The point of docopt is that you define the documentation of your command-line interface, and it automatically generates a parser for it (the opposite of e.g. the standard
argparse that generates a documentation from a parser you build with its API). I studied a bit the performance of docopt and realized that a big performance hit was to parse the documentation text and build the parser from that. Once the parser is built, parsing the command-line is fast. This is sad, because the internal Python object representing the parser could be literally hard-coded in the source code, instead of being generated once again from the text everytime the program is invoked.
I though I would win some time by using the standard
argparse since it builds a parser programmatically and doesn't have to parse text, but after experimenting I found out that I was wrong. With
argparse, you add a command that your parser is able to parse with the
add_argument method, and this method took 1 ms to execute. So since my program has more than 12 commands, it was slower than docopt's 12 ms.
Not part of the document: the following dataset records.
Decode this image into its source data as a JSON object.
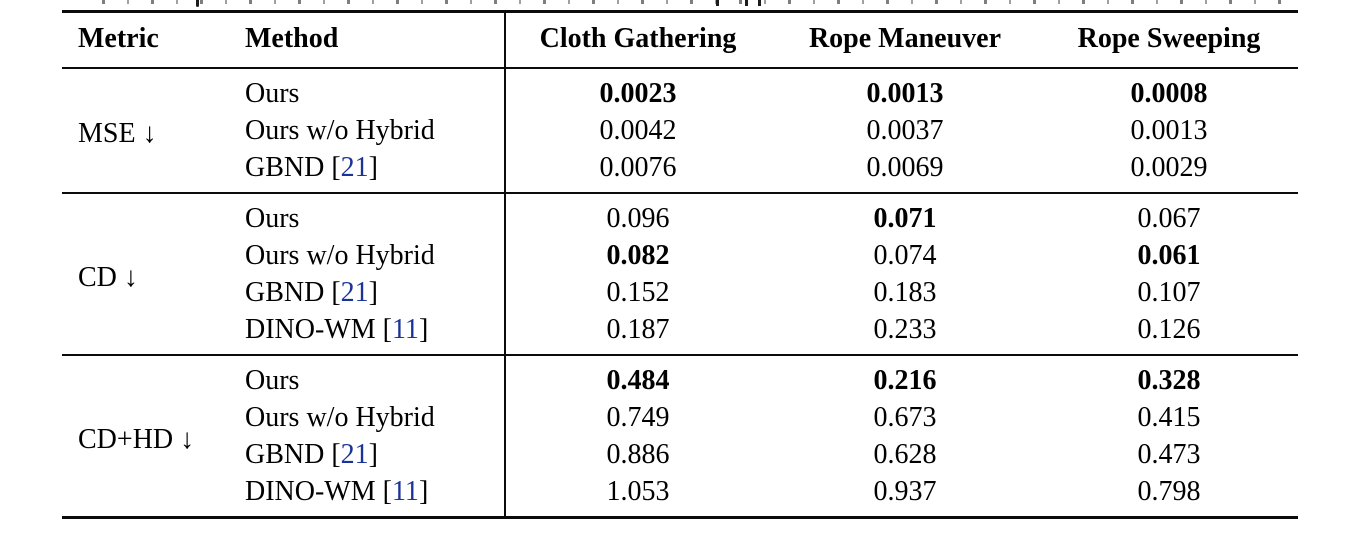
{
  "colors": {
    "citation_link": "#1a3399",
    "rule": "#0b0b0b",
    "text": "#000000"
  },
  "table": {
    "columns": {
      "metric": "Metric",
      "method": "Method",
      "task1": "Cloth Gathering",
      "task2": "Rope Maneuver",
      "task3": "Rope Sweeping"
    },
    "down_arrow": "↓",
    "groups": [
      {
        "metric": "MSE ↓",
        "rows": [
          {
            "method": "Ours",
            "cite": "",
            "cells": [
              {
                "v": "0.0023",
                "b": true
              },
              {
                "v": "0.0013",
                "b": true
              },
              {
                "v": "0.0008",
                "b": true
              }
            ]
          },
          {
            "method": "Ours w/o Hybrid",
            "cite": "",
            "cells": [
              {
                "v": "0.0042",
                "b": false
              },
              {
                "v": "0.0037",
                "b": false
              },
              {
                "v": "0.0013",
                "b": false
              }
            ]
          },
          {
            "method": "GBND",
            "cite": "21",
            "cells": [
              {
                "v": "0.0076",
                "b": false
              },
              {
                "v": "0.0069",
                "b": false
              },
              {
                "v": "0.0029",
                "b": false
              }
            ]
          }
        ]
      },
      {
        "metric": "CD ↓",
        "rows": [
          {
            "method": "Ours",
            "cite": "",
            "cells": [
              {
                "v": "0.096",
                "b": false
              },
              {
                "v": "0.071",
                "b": true
              },
              {
                "v": "0.067",
                "b": false
              }
            ]
          },
          {
            "method": "Ours w/o Hybrid",
            "cite": "",
            "cells": [
              {
                "v": "0.082",
                "b": true
              },
              {
                "v": "0.074",
                "b": false
              },
              {
                "v": "0.061",
                "b": true
              }
            ]
          },
          {
            "method": "GBND",
            "cite": "21",
            "cells": [
              {
                "v": "0.152",
                "b": false
              },
              {
                "v": "0.183",
                "b": false
              },
              {
                "v": "0.107",
                "b": false
              }
            ]
          },
          {
            "method": "DINO-WM",
            "cite": "11",
            "cells": [
              {
                "v": "0.187",
                "b": false
              },
              {
                "v": "0.233",
                "b": false
              },
              {
                "v": "0.126",
                "b": false
              }
            ]
          }
        ]
      },
      {
        "metric": "CD+HD ↓",
        "rows": [
          {
            "method": "Ours",
            "cite": "",
            "cells": [
              {
                "v": "0.484",
                "b": true
              },
              {
                "v": "0.216",
                "b": true
              },
              {
                "v": "0.328",
                "b": true
              }
            ]
          },
          {
            "method": "Ours w/o Hybrid",
            "cite": "",
            "cells": [
              {
                "v": "0.749",
                "b": false
              },
              {
                "v": "0.673",
                "b": false
              },
              {
                "v": "0.415",
                "b": false
              }
            ]
          },
          {
            "method": "GBND",
            "cite": "21",
            "cells": [
              {
                "v": "0.886",
                "b": false
              },
              {
                "v": "0.628",
                "b": false
              },
              {
                "v": "0.473",
                "b": false
              }
            ]
          },
          {
            "method": "DINO-WM",
            "cite": "11",
            "cells": [
              {
                "v": "1.053",
                "b": false
              },
              {
                "v": "0.937",
                "b": false
              },
              {
                "v": "0.798",
                "b": false
              }
            ]
          }
        ]
      }
    ]
  }
}
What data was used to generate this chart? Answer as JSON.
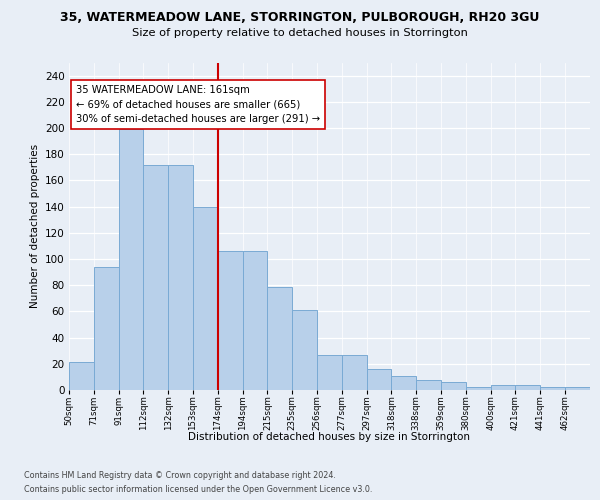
{
  "title1": "35, WATERMEADOW LANE, STORRINGTON, PULBOROUGH, RH20 3GU",
  "title2": "Size of property relative to detached houses in Storrington",
  "xlabel": "Distribution of detached houses by size in Storrington",
  "ylabel": "Number of detached properties",
  "bar_heights": [
    21,
    94,
    199,
    172,
    172,
    140,
    106,
    106,
    79,
    61,
    27,
    27,
    16,
    11,
    8,
    6,
    2,
    4,
    4,
    2,
    2
  ],
  "bin_labels": [
    "50sqm",
    "71sqm",
    "91sqm",
    "112sqm",
    "132sqm",
    "153sqm",
    "174sqm",
    "194sqm",
    "215sqm",
    "235sqm",
    "256sqm",
    "277sqm",
    "297sqm",
    "318sqm",
    "338sqm",
    "359sqm",
    "380sqm",
    "400sqm",
    "421sqm",
    "441sqm",
    "462sqm"
  ],
  "bar_color": "#b8d0ea",
  "bar_edge_color": "#7aaad4",
  "vline_color": "#cc0000",
  "vline_x_idx": 6,
  "annotation_line1": "35 WATERMEADOW LANE: 161sqm",
  "annotation_line2": "← 69% of detached houses are smaller (665)",
  "annotation_line3": "30% of semi-detached houses are larger (291) →",
  "footer1": "Contains HM Land Registry data © Crown copyright and database right 2024.",
  "footer2": "Contains public sector information licensed under the Open Government Licence v3.0.",
  "ylim_max": 250,
  "yticks": [
    0,
    20,
    40,
    60,
    80,
    100,
    120,
    140,
    160,
    180,
    200,
    220,
    240
  ],
  "bg_color": "#e8eef6",
  "grid_color": "#ffffff",
  "title1_fontsize": 9.0,
  "title2_fontsize": 8.2,
  "ylabel_fontsize": 7.5,
  "xlabel_fontsize": 7.5,
  "ytick_fontsize": 7.5,
  "xtick_fontsize": 6.2,
  "footer_fontsize": 5.8,
  "ann_fontsize": 7.2
}
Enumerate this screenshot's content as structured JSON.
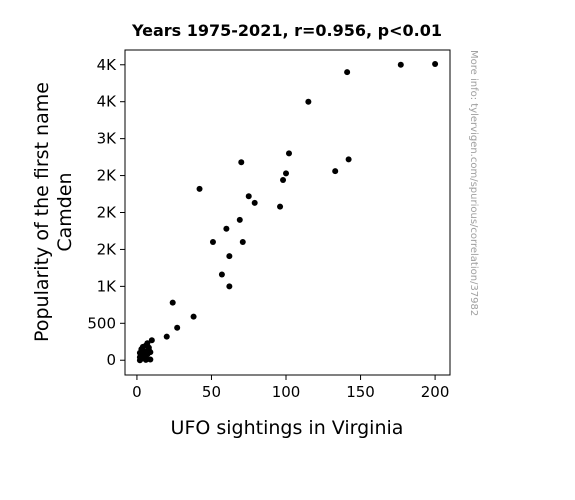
{
  "chart_data": {
    "type": "scatter",
    "title": "Years 1975-2021, r=0.956, p<0.01",
    "xlabel": "UFO sightings in Virginia",
    "ylabel_lines": [
      "Popularity of the first name",
      "Camden"
    ],
    "side_note": "More info: tylervigen.com/spurious/correlation/37982",
    "xlim": [
      -8,
      210
    ],
    "ylim": [
      -200,
      4200
    ],
    "x_ticks": [
      {
        "value": 0,
        "label": "0"
      },
      {
        "value": 50,
        "label": "50"
      },
      {
        "value": 100,
        "label": "100"
      },
      {
        "value": 150,
        "label": "150"
      },
      {
        "value": 200,
        "label": "200"
      }
    ],
    "y_ticks": [
      {
        "value": 0,
        "label": "0"
      },
      {
        "value": 500,
        "label": "500"
      },
      {
        "value": 1000,
        "label": "1K"
      },
      {
        "value": 1500,
        "label": "2K"
      },
      {
        "value": 2000,
        "label": "2K"
      },
      {
        "value": 2500,
        "label": "2K"
      },
      {
        "value": 3000,
        "label": "3K"
      },
      {
        "value": 3500,
        "label": "4K"
      },
      {
        "value": 4000,
        "label": "4K"
      }
    ],
    "grid": false,
    "marker_color": "#000000",
    "points": [
      {
        "x": 2,
        "y": 0
      },
      {
        "x": 3,
        "y": 20
      },
      {
        "x": 4,
        "y": 50
      },
      {
        "x": 2,
        "y": 100
      },
      {
        "x": 5,
        "y": 120
      },
      {
        "x": 3,
        "y": 150
      },
      {
        "x": 6,
        "y": 30
      },
      {
        "x": 7,
        "y": 80
      },
      {
        "x": 8,
        "y": 140
      },
      {
        "x": 9,
        "y": 10
      },
      {
        "x": 4,
        "y": 180
      },
      {
        "x": 6,
        "y": 200
      },
      {
        "x": 7,
        "y": 230
      },
      {
        "x": 5,
        "y": 60
      },
      {
        "x": 3,
        "y": 90
      },
      {
        "x": 8,
        "y": 170
      },
      {
        "x": 10,
        "y": 270
      },
      {
        "x": 9,
        "y": 110
      },
      {
        "x": 2,
        "y": 40
      },
      {
        "x": 6,
        "y": 5
      },
      {
        "x": 20,
        "y": 320
      },
      {
        "x": 27,
        "y": 440
      },
      {
        "x": 24,
        "y": 780
      },
      {
        "x": 38,
        "y": 590
      },
      {
        "x": 42,
        "y": 2320
      },
      {
        "x": 51,
        "y": 1600
      },
      {
        "x": 57,
        "y": 1160
      },
      {
        "x": 60,
        "y": 1780
      },
      {
        "x": 62,
        "y": 1000
      },
      {
        "x": 62,
        "y": 1410
      },
      {
        "x": 69,
        "y": 1900
      },
      {
        "x": 70,
        "y": 2680
      },
      {
        "x": 71,
        "y": 1600
      },
      {
        "x": 75,
        "y": 2220
      },
      {
        "x": 79,
        "y": 2130
      },
      {
        "x": 96,
        "y": 2080
      },
      {
        "x": 98,
        "y": 2440
      },
      {
        "x": 100,
        "y": 2530
      },
      {
        "x": 102,
        "y": 2800
      },
      {
        "x": 115,
        "y": 3500
      },
      {
        "x": 133,
        "y": 2560
      },
      {
        "x": 141,
        "y": 3900
      },
      {
        "x": 142,
        "y": 2720
      },
      {
        "x": 177,
        "y": 4000
      },
      {
        "x": 200,
        "y": 4010
      }
    ]
  }
}
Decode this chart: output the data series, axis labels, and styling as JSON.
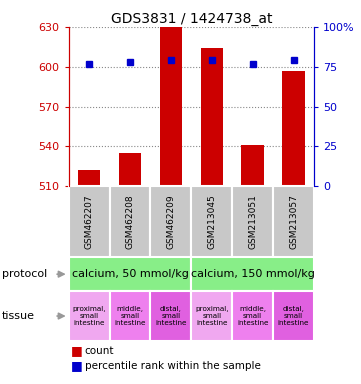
{
  "title": "GDS3831 / 1424738_at",
  "samples": [
    "GSM462207",
    "GSM462208",
    "GSM462209",
    "GSM213045",
    "GSM213051",
    "GSM213057"
  ],
  "counts": [
    522,
    535,
    630,
    614,
    541,
    597
  ],
  "percentiles": [
    77,
    78,
    79,
    79,
    77,
    79
  ],
  "ylim_left": [
    510,
    630
  ],
  "ylim_right": [
    0,
    100
  ],
  "yticks_left": [
    510,
    540,
    570,
    600,
    630
  ],
  "yticks_right": [
    0,
    25,
    50,
    75,
    100
  ],
  "bar_color": "#cc0000",
  "dot_color": "#0000cc",
  "bar_baseline": 510,
  "protocol_labels": [
    "calcium, 50 mmol/kg",
    "calcium, 150 mmol/kg"
  ],
  "protocol_color": "#88ee88",
  "tissue_labels": [
    "proximal,\nsmall\nintestine",
    "middle,\nsmall\nintestine",
    "distal,\nsmall\nintestine",
    "proximal,\nsmall\nintestine",
    "middle,\nsmall\nintestine",
    "distal,\nsmall\nintestine"
  ],
  "tissue_colors": [
    "#f0a8f0",
    "#ee80ee",
    "#e060e0",
    "#f0a8f0",
    "#ee80ee",
    "#e060e0"
  ],
  "sample_bg": "#c8c8c8",
  "legend_count_color": "#cc0000",
  "legend_dot_color": "#0000cc",
  "grid_color": "#888888",
  "left_axis_color": "#cc0000",
  "right_axis_color": "#0000cc",
  "arrow_color": "#999999"
}
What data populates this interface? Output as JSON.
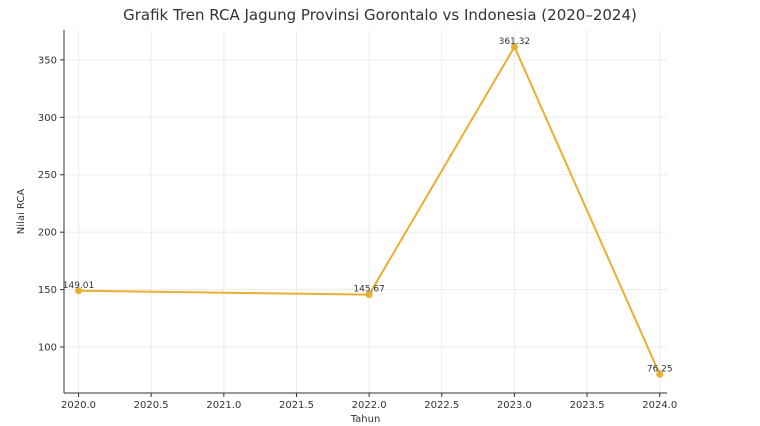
{
  "chart_data": {
    "type": "line",
    "title": "Grafik Tren RCA Jagung Provinsi Gorontalo vs Indonesia (2020–2024)",
    "xlabel": "Tahun",
    "ylabel": "Nilai RCA",
    "xlim": [
      2019.9,
      2024.05
    ],
    "ylim": [
      60,
      376
    ],
    "x_ticks": [
      "2020.0",
      "2020.5",
      "2021.0",
      "2021.5",
      "2022.0",
      "2022.5",
      "2023.0",
      "2023.5",
      "2024.0"
    ],
    "y_ticks": [
      "100",
      "150",
      "200",
      "250",
      "300",
      "350"
    ],
    "grid": true,
    "series": [
      {
        "x": [
          2020,
          2022,
          2023,
          2024
        ],
        "y": [
          149.01,
          145.67,
          361.32,
          76.25
        ],
        "labels": [
          "149.01",
          "145.67",
          "361.32",
          "76.25"
        ],
        "color": "#e8b032"
      }
    ]
  }
}
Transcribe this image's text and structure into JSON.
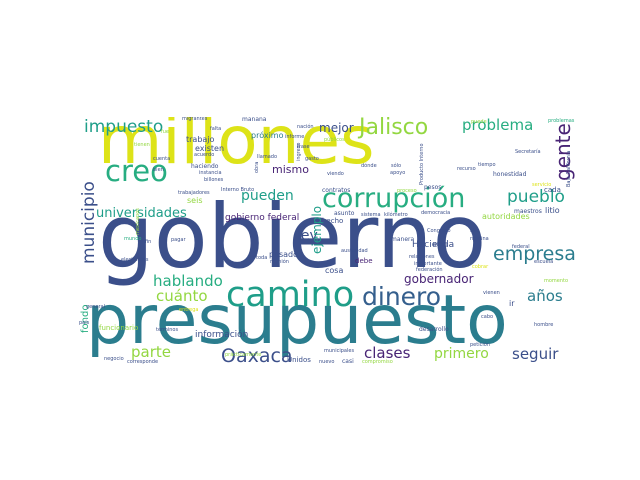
{
  "words": {
    "millones": "millones",
    "gobierno": "gobierno",
    "presupuesto": "presupuesto",
    "camino": "camino",
    "corrupcion": "corrupción",
    "dinero": "dinero",
    "jalisco": "Jalisco",
    "creo": "creo",
    "impuesto": "impuesto",
    "problema": "problema",
    "gente": "gente",
    "empresa": "empresa",
    "pueblo": "pueblo",
    "oaxaca": "Oaxaca",
    "municipio": "municipio",
    "universidades": "universidades",
    "hablando": "hablando",
    "cuanto": "cuánto",
    "parte": "parte",
    "clases": "clases",
    "primero": "primero",
    "seguir": "seguir",
    "anos": "años",
    "gobernador": "gobernador",
    "pueden": "pueden",
    "mejor": "mejor",
    "mismo": "mismo",
    "ley": "ley",
    "ejemplo": "ejemplo",
    "fondo": "fondo",
    "gobierno_federal": "gobierno federal",
    "hacienda": "Hacienda",
    "informacion": "información",
    "trabajo": "trabajo",
    "existen": "existen",
    "proximo": "próximo",
    "pasado": "pasado",
    "cosa": "cosa",
    "debe": "debe",
    "unidos": "Unidos",
    "seis": "seis",
    "autoridades": "autoridades",
    "maestros": "maestros",
    "litio": "litio",
    "cada": "cada",
    "funcionario": "funcionario",
    "asunto": "asunto",
    "pesos": "pesos",
    "contratos": "contratos",
    "hecho": "hecho",
    "manana": "mañana",
    "migrantes": "migrantes",
    "falta": "falta",
    "haciendo": "haciendo",
    "instancia": "instancia",
    "billones": "billones",
    "cuenta": "cuenta",
    "bien": "bien",
    "acuerdo": "acuerdo",
    "obra": "obra",
    "llamado": "llamado",
    "ingreso": "ingreso",
    "gasto": "gasto",
    "donde": "dónde",
    "solo": "sólo",
    "apoyo": "apoyo",
    "producto_interno": "Producto Interno",
    "recurso": "recurso",
    "tiempo": "tiempo",
    "honestidad": "honestidad",
    "secretaria": "Secretaría",
    "baja_california": "Baja California",
    "congreso": "Congreso",
    "alto": "alto",
    "nomina": "nómina",
    "federal": "federal",
    "escuela": "escuela",
    "democracia": "democracia",
    "relaciones": "relaciones",
    "importante": "importante",
    "federacion": "federación",
    "biden": "Biden",
    "vienen": "vienen",
    "ir": "ir",
    "cabo": "cabo",
    "desarrollo": "desarrollo",
    "hombre": "hombre",
    "peticion": "petición",
    "municipales": "municipales",
    "casi": "casi",
    "nuevo": "nuevo",
    "negocio": "negocio",
    "corresponde": "corresponde",
    "terminos": "términos",
    "general": "general",
    "pais": "país",
    "pagar": "pagar",
    "electorales": "electorales",
    "toda": "toda",
    "reunion": "reunión",
    "informe": "informe",
    "frase": "frase",
    "viendo": "viendo",
    "nacion": "nación",
    "manera": "manera",
    "sistema": "sistema",
    "kilometro": "kilómetro",
    "austeridad": "austeridad",
    "trabajadores": "trabajadores",
    "interno_bruto": "Interno Bruto",
    "fue": "fue",
    "publicos": "públicos",
    "problemas": "problemas",
    "mexicanos": "mexicanos",
    "practicamente": "prácticamente",
    "compromiso": "compromiso",
    "servicio": "servicio",
    "cobrar": "cobrar",
    "fin": "fin",
    "entrega": "entrega",
    "mundo": "mundo",
    "tienen": "tienen",
    "puede": "puede",
    "proceso": "proceso",
    "momento": "momento"
  },
  "colors": {
    "yellow": "#dde318",
    "navy": "#3b4f8a",
    "teal": "#2b7d8e",
    "green": "#27ad81",
    "purple": "#482475",
    "lime": "#93d741",
    "sea": "#1f9e89",
    "blue": "#355f8d"
  }
}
Looks like parsing command lines is hard. How the hell does git even work out.
I didn't investigated much further into the business logic, because it's all broken down in little pieces of a few milliseconds or less that together sum up to the 16 ms. There is the notable 7 ms contribution of the function
get_task_string_components, which, I found out, was so slow because some tasks in todo's output contain a deadline alongside their label, and Python is slow to convert an internal datetime object to a string representation when using the
strftime function and a date format. You can make it an order of magnitude faster by doing it yourself with basic string formatting.
I searched for the
fetch_all function, which is the function from the sqlite3 library that actually performs the query on the sqlite database. This was my initial intuition for the bottleneck. It was deep down the listing, with a cumtime of "0.000", which means it executes under half of a millisecond.
This was a toy analysis on my toy program, but I get valuable lessons from it:
- You can very wrong about the bottleneck. You should measure.
- If you want it to be snappy, you should use a compiled language
- If you really want to be serious about optimization, then you'll most likely need to abandon standard stuff and implement yourself the stack of some specific paths all the way to the bottom
No. 3 makes me wonder: when you do a Google Search, from your browser all the way to Google hardware, what is the percentage of it that is standard, and what is the percentage of it that is custom-made?